“No, no,” he said, “hold your head up, Tony. Don’t let them frighten you. We can’t all be alike. Each according to his lights. Tilda is a good girl—but we’re not so bad, either. Hey, Betsy?”
He turned to his daughter-in-law, who generally deferred to his views. Madame Antoinette, probably more from shrewdness than conviction, sided with the Consul; and thus the older and the younger generation crossed hands in the dance of life.
“You are very kind, Papa,” the Consul’s wife said. “Tony will try her best to grow up a clever and industrious woman.... Have the boys come home from school?” she asked Ida.
Tony, who from her perch on her grandfather’s knee was looking out the window, called out in the same breath: “Tom and Christian are coming up Johannes Street ... and Herr Hoffstede ... and Uncle Doctor....”
The bells of St. Mary’s began to chime, ding-dong, ding-dong—rather out of time, so that one could hardly tell what they were playing; still, it was very impressive. The big and the little bell announced, the one in lively, the other in dignified tones, that it was four o’clock; and at the same time a shrill peal from the bell over the vestibule door went ringing through the entry, and Tom and Christian entered, together with the first guests, Jean Jacques Hoffstede, the poet, and Doctor Grabow, the family physician.
CHAPTER II
Herr Jean Jacques Hoffstede was the town poet. He undoubtedly had a few verses in his pocket for the present occasion. He was nearly as old as Johann Buddenbrook, and dressed in much the same style except that his coat was green instead of mouse-coloured. But he was thinner and more active than his old friend, with bright little greenish eyes and a long pointed nose.

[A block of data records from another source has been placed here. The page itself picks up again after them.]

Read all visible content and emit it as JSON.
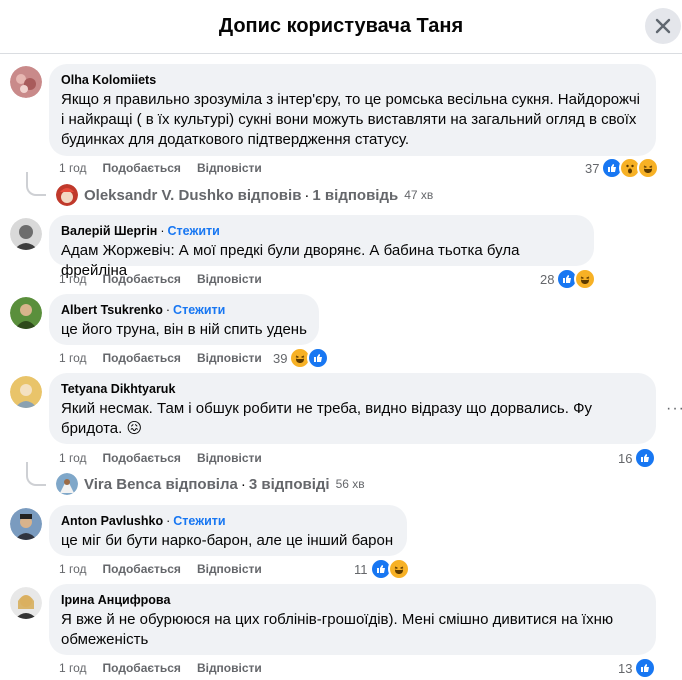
{
  "header": {
    "title": "Допис користувача Таня"
  },
  "actions": {
    "like": "Подобається",
    "reply": "Відповісти"
  },
  "comments": [
    {
      "author": "Olha Kolomiiets",
      "follow": "",
      "text": "Якщо я правильно зрозуміла з інтер'єру, то це ромська весільна сукня. Найдорожчі і найкращі ( в їх культурі) сукні вони можуть виставляти на загальний огляд в своїх будинках для додаткового підтвердження статусу.",
      "time": "1 год",
      "reactions": {
        "count": "37",
        "icons": [
          "like-icon",
          "wow-icon",
          "haha-icon"
        ]
      },
      "reply": {
        "name": "Oleksandr V. Dushko відповів",
        "count": "1 відповідь",
        "time": "47 хв"
      }
    },
    {
      "author": "Валерій Шергін",
      "follow": "Стежити",
      "text": "Адам Жоржевіч: А мої предкі були дворянє. А бабина тьотка була фрейліна",
      "time": "1 год",
      "reactions": {
        "count": "28",
        "icons": [
          "like-icon",
          "haha-icon"
        ]
      }
    },
    {
      "author": "Albert Tsukrenko",
      "follow": "Стежити",
      "text": "це його труна, він в ній спить удень",
      "time": "1 год",
      "reactions": {
        "count": "39",
        "icons": [
          "haha-icon",
          "like-icon"
        ]
      }
    },
    {
      "author": "Tetyana Dikhtyaruk",
      "follow": "",
      "text": "Який несмак. Там і обшук робити не треба, видно відразу що дорвались. Фу бридота. 😖",
      "time": "1 год",
      "reactions": {
        "count": "16",
        "icons": [
          "like-icon"
        ]
      },
      "reply": {
        "name": "Vira Benca відповіла",
        "count": "3 відповіді",
        "time": "56 хв"
      }
    },
    {
      "author": "Anton Pavlushko",
      "follow": "Стежити",
      "text": "це міг би бути нарко-барон, але це інший барон",
      "time": "1 год",
      "reactions": {
        "count": "11",
        "icons": [
          "like-icon",
          "haha-icon"
        ]
      }
    },
    {
      "author": "Ірина Анцифрова",
      "follow": "",
      "text": "Я вже й не обурююся на цих гоблінів-грошоїдів). Мені смішно дивитися на їхню обмеженість",
      "time": "1 год",
      "reactions": {
        "count": "13",
        "icons": [
          "like-icon"
        ]
      }
    }
  ],
  "colors": {
    "accent": "#1877f2",
    "bubble": "#f0f2f5",
    "muted": "#65676b"
  }
}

“Many thanks,” he said, shaking hands with the gentlemen and bowing before the ladies—especially the Frau Consul, for whom he entertained a deep regard. Such bows as his it was not given to the younger generation to perform; and he accompanied them with his pleasant quiet smile. “Many thanks for your kind invitation, my dear good people. We met these two young ones, the Doctor and I”—he pointed to Tom and Christian, in their blue tunics and leather belts—“in King Street, coming home from school. Fine lads, eh, Frau Consul? Tom is a very solid chap. He’ll have to go into the business, no doubt of that. But Christian is a devil of a fellow—a young incroyable, hey? I will not conceal my engouement. He must study, I think—he is witty and brilliant.”
Old Buddenbrook used his gold snuff-box. “He’s a young monkey, that’s what he is. Why not say at once that he is to be a poet, Hoffstede?”
Mamsell Jungmann drew the curtains, and soon the room was bathed in mellow flickering light from the candles in the crystal chandelier and the sconces on the writing-desk. It lighted up golden gleams in the Frau Consul’s hair.